E・F・シューマッハー『スモール・イズ・ビューティフル』  要約(1) 現代産業社会の思想と問題

要約(1) 現代産業社会の思想と問題

 現代文明は、近年急速に発展を続けている。産業革命以降、科学技術の発展の功績は社会全体へと波及し、それ以前とは比較にならない拡大をもたらした。
 工業化によって、先進諸国にすむ人の生活水準は格段に向上し、人々は快適かつ幸福な生活を送ることが可能になったといわれている。

 そのような現代産業社会においては、絶え間ない成長、拡大こそが唯一の解として扱われる。文明は常に、より良い社会、生活への進歩が求められるために、現代社会は無限の発展と拡大を前提の思想として成立する。

 アダム・スミスに端を発す近現代経済学は、このような進化論的思想に経済学的後ろ盾を与えた。
 利益追求の効率性のみを絶対的な尺度とする経済学は、文明社会の成長主義、大規模主義を肯定する。その過程で、経済学は利益追求という尺度に当てはまらない非経済的価値を捨象した。

 それ故、環境や倫理といった本来的に人間と密接に関わる存在が放棄され、文明社会、経済学における人間性の欠如が加速していく。
 その象徴的存在が、国境を越え倫理的障壁から解き放たれた多国籍企業であろう。利益至上主義的経済学による盲目的な成長の肯定は、現代文明社会の絶対的価値規範となったのである。
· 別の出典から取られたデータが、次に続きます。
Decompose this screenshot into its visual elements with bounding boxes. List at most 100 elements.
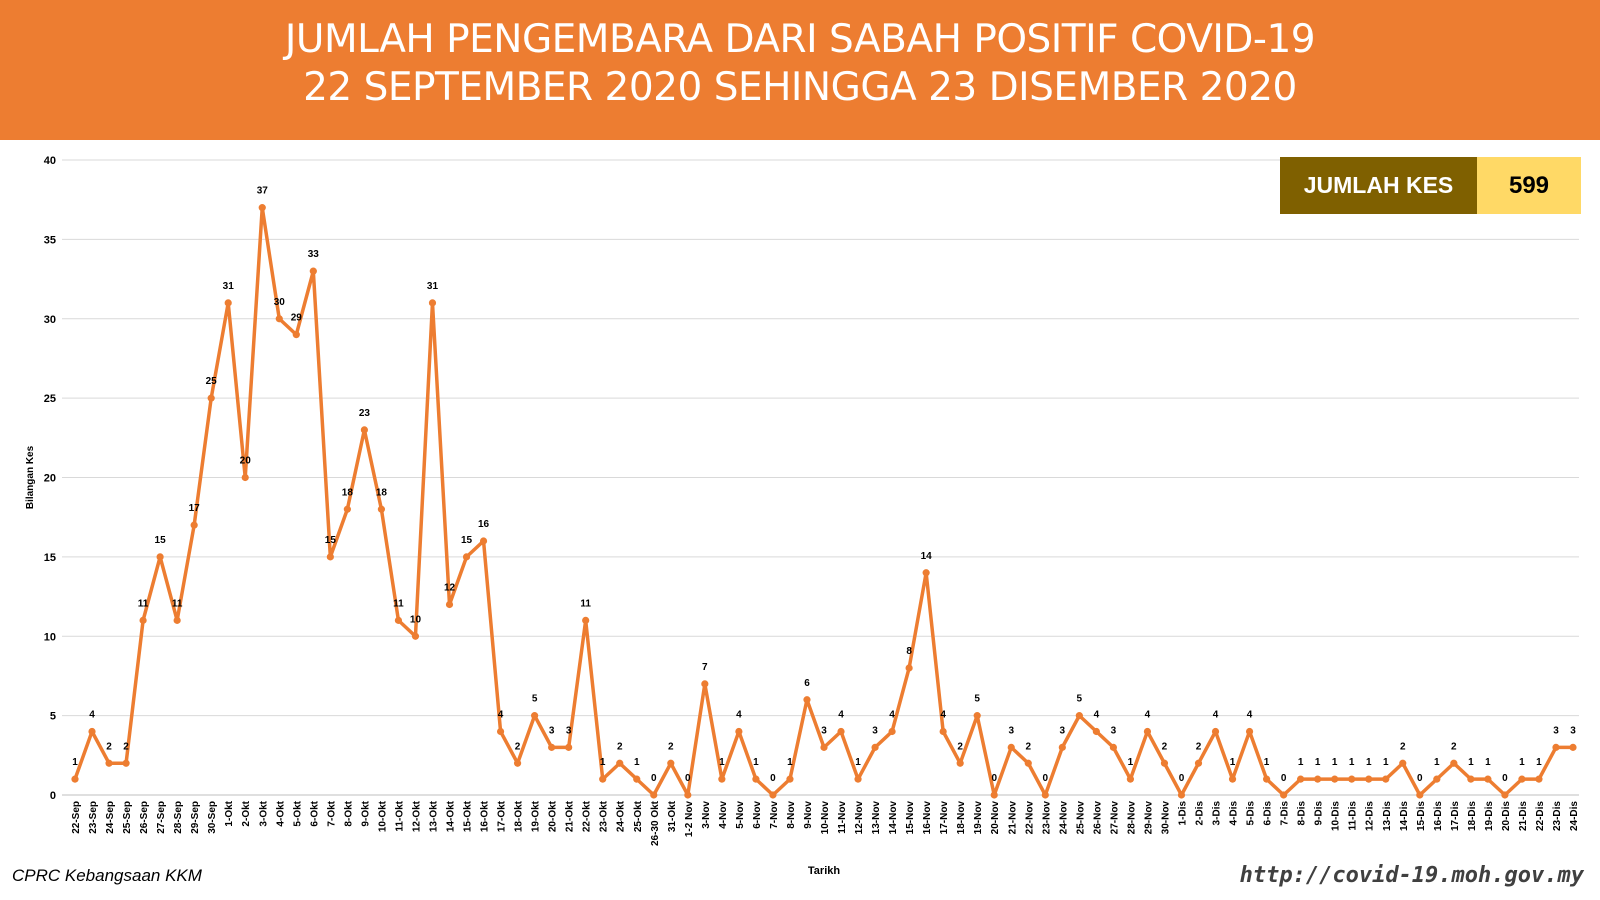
x-tick-label: 8-Nov (786, 801, 797, 829)
data-label: 1 (1298, 757, 1304, 768)
data-label: 0 (1043, 773, 1049, 784)
data-label: 1 (1230, 757, 1236, 768)
data-point (684, 791, 692, 799)
data-point (1348, 775, 1356, 783)
data-label: 5 (532, 694, 538, 705)
data-point (173, 616, 181, 624)
data-point (990, 791, 998, 799)
x-tick-label: 4-Okt (275, 800, 286, 826)
x-tick-label: 25-Sep (122, 801, 133, 834)
x-tick-label: 26-Nov (1092, 801, 1103, 835)
data-point (258, 204, 266, 212)
chart-title: JUMLAH PENGEMBARA DARI SABAH POSITIF COV… (284, 17, 1316, 62)
data-label: 2 (668, 741, 674, 752)
data-point (1297, 775, 1305, 783)
data-point (360, 426, 368, 434)
data-label: 1 (72, 757, 78, 768)
data-point (854, 775, 862, 783)
x-tick-label: 21-Dis (1518, 801, 1529, 831)
x-tick-label: 5-Okt (292, 800, 303, 826)
data-point (888, 727, 896, 736)
data-point (1484, 775, 1492, 783)
x-tick-label: 26-Sep (139, 801, 150, 834)
data-label: 14 (921, 551, 933, 562)
data-label: 1 (1383, 757, 1389, 768)
data-point (1535, 775, 1543, 783)
data-label: 1 (600, 757, 606, 768)
series-line (73, 205, 1573, 797)
data-label: 29 (291, 313, 303, 324)
data-label: 1 (719, 757, 725, 768)
x-tick-label: 11-Nov (837, 801, 848, 834)
x-tick-label: 5-Nov (735, 801, 746, 829)
data-point (1245, 727, 1254, 736)
data-point (718, 775, 726, 783)
data-label: 11 (172, 598, 183, 609)
data-label: 1 (1128, 757, 1134, 768)
data-point (599, 775, 607, 783)
x-tick-label: 14-Dis (1399, 801, 1410, 831)
data-point (1433, 775, 1441, 783)
data-point (820, 743, 828, 751)
x-tick-label: 22-Nov (1024, 801, 1035, 835)
data-label: 1 (1485, 757, 1491, 768)
x-tick-label: 1-Okt (224, 800, 235, 826)
data-label: 5 (1077, 694, 1083, 705)
data-label: 4 (940, 710, 946, 721)
data-point (1467, 775, 1475, 783)
x-tick-label: 16-Dis (1433, 801, 1444, 831)
x-tick-label: 25-Nov (1075, 801, 1086, 835)
x-tick-label: 13-Dis (1382, 801, 1393, 831)
data-point (956, 759, 964, 767)
data-point (309, 267, 317, 275)
x-tick-label: 18-Nov (956, 801, 967, 835)
data-label: 3 (1060, 725, 1066, 736)
x-tick-label: 7-Dis (1280, 801, 1291, 826)
data-label: 6 (804, 678, 810, 689)
x-tick-label: 29-Nov (1143, 801, 1154, 835)
y-tick-label: 40 (44, 155, 56, 167)
y-tick-label: 20 (44, 473, 56, 485)
data-point (1450, 759, 1458, 767)
data-label: 3 (1008, 725, 1014, 736)
x-tick-label: 6-Nov (752, 801, 763, 829)
x-tick-label: 24-Dis (1569, 801, 1580, 831)
x-tick-label: 6-Okt (309, 800, 320, 826)
x-tick-label: 25-Okt (633, 800, 644, 832)
data-point (1365, 775, 1373, 783)
data-label: 11 (580, 598, 591, 609)
data-point (1569, 743, 1577, 751)
x-tick-label: 15-Nov (905, 801, 916, 835)
x-tick-label: 3-Nov (701, 801, 712, 829)
x-tick-label: 29-Sep (190, 801, 201, 834)
total-cases-value: 599 (1477, 157, 1581, 214)
x-tick-label: 21-Okt (565, 800, 576, 832)
x-tick-label: 18-Dis (1467, 801, 1478, 831)
data-label: 3 (549, 725, 555, 736)
data-point (445, 600, 454, 609)
data-point (139, 616, 147, 624)
data-point (769, 791, 777, 799)
data-point (122, 759, 130, 767)
total-cases-label: JUMLAH KES (1280, 157, 1477, 214)
x-tick-label: 22-Okt (582, 800, 593, 832)
data-point (71, 775, 79, 783)
data-label: 15 (461, 535, 473, 546)
data-point (1126, 775, 1135, 783)
data-label: 2 (1162, 741, 1168, 752)
data-point (1075, 712, 1083, 720)
data-point (88, 727, 96, 736)
x-tick-label: 27-Nov (1109, 801, 1120, 835)
x-tick-label: 4-Dis (1229, 801, 1240, 826)
data-label: 4 (89, 710, 95, 721)
data-point (394, 616, 403, 624)
x-tick-label: 30-Sep (207, 801, 218, 834)
data-point (1177, 791, 1186, 799)
data-point (871, 743, 879, 751)
data-point (156, 553, 164, 561)
data-point (973, 712, 981, 720)
x-tick-label: 17-Nov (939, 801, 950, 835)
data-label: 1 (1332, 757, 1338, 768)
x-tick-label: 18-Okt (514, 800, 525, 832)
data-point (905, 664, 913, 672)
 その前提の上で、近年の多くの経済学者は、そのような成長主義的、物質主義的思想に基づく文明社会の継続的発展傾向の永久性、すなわち「生産の問題」の解決は達成されたと考えている。

 「生産の問題」の解決とは、現代文明社会において、物質社会の根本たる「生産」を妨げる障壁は全て克服できるものであるとし、半永久的な拡大が可能な状態にあるということである。
 つまり、現代文明が、生産と消費の関係としては既に完成形に達し、進化論的な無限の発達が行われていくであろうということでもあるだろう。

 しかし、果たして「生産の問題」は本当に解決されているのであろうか。半永久的な成長には、そのための資本も同時に半永久的なものでなければならない。だが、文明社会の維持、拡大のための産業は、ほとんどが有限な資本に立脚している。

 とりわけ、文明社会を維持するために必要不可欠な存在であるエネルギーの消費量は大幅に増大し、その有限性が指摘されて久しい。
 エネルギーの持続不可能性は、石炭に代わる石油、石油に代わる原子力というように、科学技術の継続的発展によって解決され続けるとされるが、有限な資源を使い続けることによってのみ文明社会が維持され発展し得るという構図には何ら変化がない。
 現代社会には、有限な資源を土台として無限の発展を求めるという構造的欠陥があると言わざるを得ないであろう。
 
 すなわち、現代文明社会は、利益追求を唯一の尺度とする経済学に依拠し、経済学において顧みられることのない非経済的価値、例えば環境や倫理といったものを捨象することで発展を遂げた。
 しかし、経済学的思想によって肯定されているはずの現代社会は、現実には有限なエネルギーを消費し続ける持続不可能な状態にある。

 それ故、人間性の欠如した成長幻想の代償は、文明社会が消費し続けてきた資本、つまり一次エネルギーとしての資源の枯渇として表面化するであろう。この構造的問題に早急に対処することが求められる。